O conceito de “arrependidos” tem várias conotações, algumas aceitáveis, outras à margem da decência. É destes últimos que quero falar.
Aqueles que, entre nós, tinham a idade de todas as aventuras ao tempo do 25 de abril frequentaram, por essa altura, algumas das “capelinhas” radicais em que, à época, a sociedade política se fraturou. A maioria era à esquerda, mas a direita teve também as suas.
O radicalismo de direita, do MDLP ao ELP, que eu desse conta, não trouxe ninguém para a esquerda.
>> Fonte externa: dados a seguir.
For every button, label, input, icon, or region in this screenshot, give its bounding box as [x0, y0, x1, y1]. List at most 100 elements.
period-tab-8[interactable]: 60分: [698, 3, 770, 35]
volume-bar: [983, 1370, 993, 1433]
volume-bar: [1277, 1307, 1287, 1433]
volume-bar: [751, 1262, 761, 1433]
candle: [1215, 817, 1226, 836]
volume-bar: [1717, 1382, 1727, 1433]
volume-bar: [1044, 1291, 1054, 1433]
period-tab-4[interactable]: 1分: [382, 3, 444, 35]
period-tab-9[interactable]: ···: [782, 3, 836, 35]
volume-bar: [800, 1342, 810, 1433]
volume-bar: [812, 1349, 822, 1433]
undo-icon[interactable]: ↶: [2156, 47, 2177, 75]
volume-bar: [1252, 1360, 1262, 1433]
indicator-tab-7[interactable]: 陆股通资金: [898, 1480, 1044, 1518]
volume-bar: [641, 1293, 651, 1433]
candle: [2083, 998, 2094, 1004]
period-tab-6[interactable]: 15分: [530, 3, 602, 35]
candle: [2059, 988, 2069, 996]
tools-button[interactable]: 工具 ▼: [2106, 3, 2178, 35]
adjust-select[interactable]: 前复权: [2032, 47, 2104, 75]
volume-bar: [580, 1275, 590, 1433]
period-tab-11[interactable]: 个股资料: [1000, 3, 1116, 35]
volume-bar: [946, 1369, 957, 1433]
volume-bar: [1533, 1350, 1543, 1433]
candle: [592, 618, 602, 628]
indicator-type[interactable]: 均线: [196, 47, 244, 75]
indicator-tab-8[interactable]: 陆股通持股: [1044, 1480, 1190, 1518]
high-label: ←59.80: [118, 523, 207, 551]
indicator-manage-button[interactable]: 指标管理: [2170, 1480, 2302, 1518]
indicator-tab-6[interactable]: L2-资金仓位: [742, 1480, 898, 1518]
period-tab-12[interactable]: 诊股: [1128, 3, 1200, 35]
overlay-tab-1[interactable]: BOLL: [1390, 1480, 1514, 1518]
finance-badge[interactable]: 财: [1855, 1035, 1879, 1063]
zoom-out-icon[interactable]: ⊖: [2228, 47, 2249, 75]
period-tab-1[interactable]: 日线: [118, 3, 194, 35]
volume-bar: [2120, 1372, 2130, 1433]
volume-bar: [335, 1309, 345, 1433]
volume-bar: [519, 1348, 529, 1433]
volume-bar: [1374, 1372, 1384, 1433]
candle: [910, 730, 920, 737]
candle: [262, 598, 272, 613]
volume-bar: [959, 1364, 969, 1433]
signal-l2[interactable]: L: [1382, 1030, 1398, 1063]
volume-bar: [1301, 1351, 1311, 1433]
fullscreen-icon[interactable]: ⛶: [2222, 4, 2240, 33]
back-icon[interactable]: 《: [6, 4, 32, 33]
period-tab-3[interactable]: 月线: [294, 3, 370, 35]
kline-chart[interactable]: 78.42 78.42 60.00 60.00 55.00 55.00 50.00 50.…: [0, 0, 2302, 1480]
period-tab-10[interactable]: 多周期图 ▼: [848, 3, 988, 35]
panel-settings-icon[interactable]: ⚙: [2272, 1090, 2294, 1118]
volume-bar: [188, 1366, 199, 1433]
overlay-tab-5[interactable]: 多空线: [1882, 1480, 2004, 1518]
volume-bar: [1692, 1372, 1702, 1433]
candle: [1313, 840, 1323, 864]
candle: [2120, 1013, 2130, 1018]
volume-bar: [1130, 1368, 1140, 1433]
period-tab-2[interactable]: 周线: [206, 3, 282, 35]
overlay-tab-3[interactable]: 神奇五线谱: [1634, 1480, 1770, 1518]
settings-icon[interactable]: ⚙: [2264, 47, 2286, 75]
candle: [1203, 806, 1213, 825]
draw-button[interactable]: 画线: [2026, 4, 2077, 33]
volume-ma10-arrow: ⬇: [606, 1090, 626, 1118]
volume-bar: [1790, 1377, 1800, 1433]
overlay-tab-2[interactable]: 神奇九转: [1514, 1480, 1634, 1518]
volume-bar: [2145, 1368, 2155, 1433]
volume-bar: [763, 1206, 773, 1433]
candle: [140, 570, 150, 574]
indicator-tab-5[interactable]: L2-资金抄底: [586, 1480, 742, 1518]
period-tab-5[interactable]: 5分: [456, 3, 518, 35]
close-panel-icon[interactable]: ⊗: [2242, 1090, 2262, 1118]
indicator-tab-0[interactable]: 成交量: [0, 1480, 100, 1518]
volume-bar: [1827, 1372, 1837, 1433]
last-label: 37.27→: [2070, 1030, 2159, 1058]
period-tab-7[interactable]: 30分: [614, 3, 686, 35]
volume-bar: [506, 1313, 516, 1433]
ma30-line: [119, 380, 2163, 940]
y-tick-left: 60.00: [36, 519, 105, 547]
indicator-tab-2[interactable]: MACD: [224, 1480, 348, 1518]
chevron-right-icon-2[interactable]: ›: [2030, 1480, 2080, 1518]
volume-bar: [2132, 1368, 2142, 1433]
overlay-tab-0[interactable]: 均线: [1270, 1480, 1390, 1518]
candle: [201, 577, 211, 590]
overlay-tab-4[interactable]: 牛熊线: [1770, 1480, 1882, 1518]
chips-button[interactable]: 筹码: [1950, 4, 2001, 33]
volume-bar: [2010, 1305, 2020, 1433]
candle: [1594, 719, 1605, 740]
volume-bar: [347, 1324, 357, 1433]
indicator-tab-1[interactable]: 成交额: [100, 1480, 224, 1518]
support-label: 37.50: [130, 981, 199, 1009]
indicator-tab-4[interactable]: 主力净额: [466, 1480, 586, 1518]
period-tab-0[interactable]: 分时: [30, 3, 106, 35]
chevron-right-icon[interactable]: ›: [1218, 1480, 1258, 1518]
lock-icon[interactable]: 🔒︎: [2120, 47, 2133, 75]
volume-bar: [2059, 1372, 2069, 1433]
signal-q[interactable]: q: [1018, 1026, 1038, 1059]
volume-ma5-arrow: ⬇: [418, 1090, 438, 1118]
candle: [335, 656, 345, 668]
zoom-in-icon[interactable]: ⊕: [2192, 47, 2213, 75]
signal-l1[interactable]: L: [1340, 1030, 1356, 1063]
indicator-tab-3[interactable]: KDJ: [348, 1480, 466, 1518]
Quando muito, essas pessoas moderaram os seus “azeites” e passaram para o CDS ou para o PSD, e parece que ainda os há lá pelo Chega.
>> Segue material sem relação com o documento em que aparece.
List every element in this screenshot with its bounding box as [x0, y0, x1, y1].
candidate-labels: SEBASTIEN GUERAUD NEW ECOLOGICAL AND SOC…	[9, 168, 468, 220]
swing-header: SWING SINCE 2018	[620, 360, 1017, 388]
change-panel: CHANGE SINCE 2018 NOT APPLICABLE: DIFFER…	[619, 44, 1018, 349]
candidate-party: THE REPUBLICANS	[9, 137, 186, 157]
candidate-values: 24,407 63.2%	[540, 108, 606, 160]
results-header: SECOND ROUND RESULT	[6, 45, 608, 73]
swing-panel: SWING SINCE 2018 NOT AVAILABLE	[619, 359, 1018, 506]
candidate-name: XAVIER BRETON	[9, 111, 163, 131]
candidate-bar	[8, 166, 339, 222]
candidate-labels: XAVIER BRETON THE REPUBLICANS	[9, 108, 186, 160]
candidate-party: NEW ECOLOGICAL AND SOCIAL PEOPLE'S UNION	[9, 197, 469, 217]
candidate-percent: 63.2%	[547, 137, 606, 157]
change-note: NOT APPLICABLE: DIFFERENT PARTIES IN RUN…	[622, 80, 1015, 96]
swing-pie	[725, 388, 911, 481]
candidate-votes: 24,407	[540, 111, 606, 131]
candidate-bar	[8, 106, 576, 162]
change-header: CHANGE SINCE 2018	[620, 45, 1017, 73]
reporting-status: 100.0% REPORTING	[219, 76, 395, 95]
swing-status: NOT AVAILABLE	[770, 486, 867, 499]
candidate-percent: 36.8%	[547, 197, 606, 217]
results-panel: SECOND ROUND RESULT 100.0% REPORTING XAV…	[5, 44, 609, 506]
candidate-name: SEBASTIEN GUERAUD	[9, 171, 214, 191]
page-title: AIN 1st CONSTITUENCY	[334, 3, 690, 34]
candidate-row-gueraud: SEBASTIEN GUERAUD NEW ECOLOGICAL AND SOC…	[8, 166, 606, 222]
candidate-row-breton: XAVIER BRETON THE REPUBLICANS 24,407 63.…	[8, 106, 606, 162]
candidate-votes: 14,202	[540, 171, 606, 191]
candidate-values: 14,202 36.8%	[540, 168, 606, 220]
À esquerda, as coisas foram diferentes. Alguma gente que andou pelo extremismo dos tempos aúreos da Revolução distribuiu-se por diversos destinos.
Uma parte, parece que maioritária, ingressou na esquerda moderada, com o PS a ser a “casa” de acolhimento mais comum. (Sei do que falo).
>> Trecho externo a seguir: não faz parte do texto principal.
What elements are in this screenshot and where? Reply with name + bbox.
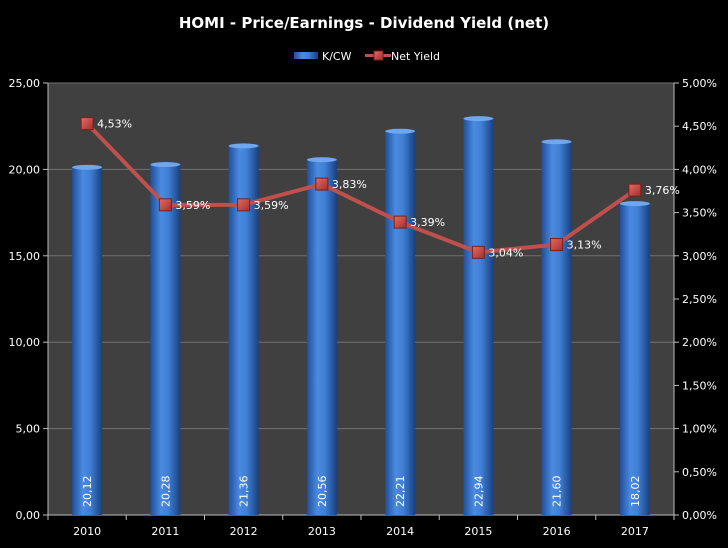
bar xyxy=(72,167,103,515)
right-tick-label: 1,00% xyxy=(682,423,717,436)
bar xyxy=(619,203,650,516)
line-marker xyxy=(315,177,329,191)
line-data-label: 4,53% xyxy=(97,118,132,131)
line-data-label: 3,04% xyxy=(488,246,523,259)
legend-swatch-marker xyxy=(373,50,384,61)
right-tick-label: 3,00% xyxy=(682,250,717,263)
line-marker xyxy=(393,215,407,229)
x-tick-label: 2014 xyxy=(386,525,414,538)
x-axis: 2010 2011 2012 2013 2014 2015 2016 2017 xyxy=(47,514,675,538)
line-data-label: 3,59% xyxy=(254,199,289,212)
legend-label-bar: K/CW xyxy=(322,50,352,63)
right-tick-label: 2,00% xyxy=(682,336,717,349)
right-tick-label: 4,00% xyxy=(682,163,717,176)
bar-top xyxy=(619,201,650,207)
left-tick-label: 5,00 xyxy=(16,423,41,436)
right-tick-label: 0,00% xyxy=(682,509,717,522)
line-data-label: 3,83% xyxy=(332,178,367,191)
bar-data-label: 18,02 xyxy=(629,476,642,508)
left-tick-label: 15,00 xyxy=(9,250,41,263)
line-marker xyxy=(237,198,251,212)
plot-area xyxy=(48,83,674,515)
line-path xyxy=(85,122,637,255)
line-marker xyxy=(80,117,94,131)
right-tick-label: 3,50% xyxy=(682,207,717,220)
bar-top xyxy=(228,143,259,149)
bar-data-label: 21,60 xyxy=(551,476,564,508)
bar-top xyxy=(541,139,572,145)
bar-data-label: 22,94 xyxy=(472,476,485,508)
left-axis: 0,00 5,00 10,00 15,00 20,00 25,00 xyxy=(9,77,49,522)
x-tick-label: 2016 xyxy=(543,525,571,538)
line-series: 4,53% 3,59% 3,59% 3,83% 3,39% 3,04% 3,13% 3,76% xyxy=(80,117,680,259)
right-tick-label: 1,50% xyxy=(682,379,717,392)
bar-data-label: 20,12 xyxy=(81,476,94,508)
bar-data-label: 20,28 xyxy=(159,476,172,508)
bar xyxy=(150,164,181,516)
bar xyxy=(306,159,337,515)
right-tick-label: 2,50% xyxy=(682,293,717,306)
legend-label-line: Net Yield xyxy=(391,50,440,63)
bar-top xyxy=(306,157,337,163)
right-axis: 0,00% 0,50% 1,00% 1,50% 2,00% 2,50% 3,00% 3,50%… xyxy=(673,77,717,522)
line-data-label: 3,76% xyxy=(645,184,680,197)
bar-data-label: 22,21 xyxy=(394,476,407,508)
bar-top xyxy=(385,128,416,134)
chart-title: HOMI - Price/Earnings - Dividend Yield (… xyxy=(179,14,549,32)
x-tick-label: 2013 xyxy=(308,525,336,538)
left-tick-label: 10,00 xyxy=(9,336,41,349)
legend: K/CW Net Yield xyxy=(294,50,440,63)
line-marker xyxy=(628,183,642,197)
bar xyxy=(385,131,416,516)
bar xyxy=(541,141,572,515)
right-tick-label: 4,50% xyxy=(682,120,717,133)
left-tick-label: 20,00 xyxy=(9,163,41,176)
line-marker xyxy=(471,245,485,259)
bar-data-label: 20,56 xyxy=(316,476,329,508)
left-tick-label: 0,00 xyxy=(16,509,41,522)
x-tick-label: 2017 xyxy=(621,525,649,538)
legend-swatch-bar xyxy=(294,52,318,59)
right-tick-label: 0,50% xyxy=(682,466,717,479)
bar-top xyxy=(150,162,181,168)
x-tick-label: 2010 xyxy=(73,525,101,538)
line-marker xyxy=(158,198,172,212)
x-tick-label: 2015 xyxy=(464,525,492,538)
x-tick-label: 2011 xyxy=(151,525,179,538)
line-data-label: 3,39% xyxy=(410,216,445,229)
left-tick-label: 25,00 xyxy=(9,77,41,90)
bar-data-label: 21,36 xyxy=(238,476,251,508)
bar-series: 20,12 20,28 21,36 20,56 22,21 22,94 21,60 18,02 xyxy=(72,116,650,516)
bar-top xyxy=(463,116,494,122)
plot-background xyxy=(48,83,674,515)
x-tick-label: 2012 xyxy=(230,525,258,538)
line-data-label: 3,13% xyxy=(567,239,602,252)
right-tick-label: 5,00% xyxy=(682,77,717,90)
bar xyxy=(463,118,494,515)
bar-top xyxy=(72,164,103,170)
line-marker xyxy=(550,238,564,252)
line-data-label: 3,59% xyxy=(175,199,210,212)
Ao PCP, que nem faz parte da esquerda que aqui cuido em caricaturar, só “regressou” quem já lá estava ou, por algum tempo, se fazia de “amigo” no MDP-CDE.
Outros, menos complacentes, recusando-se a enterrar com facilidade a rebeldia que os cabelos brancos lhes aconselhava, tributários do maoísmo, do trotskismo ou saídos do PCP por via crítica, juntamente com alguns “vencidos do catolicismo”, com um certo “pintasilguismo” à mistura, acharam graça à ideia de andar pelo Bloco ou pelas suas franjas. Um amigo meu chama-lhes os “velhoquistas”.
Muita outra dessa gente dos “anos da brasa”, deixou-se de políticas e foi à sua vida, com o voto à esquerda como destino regular mais normal, embora com respeitáveis exceções.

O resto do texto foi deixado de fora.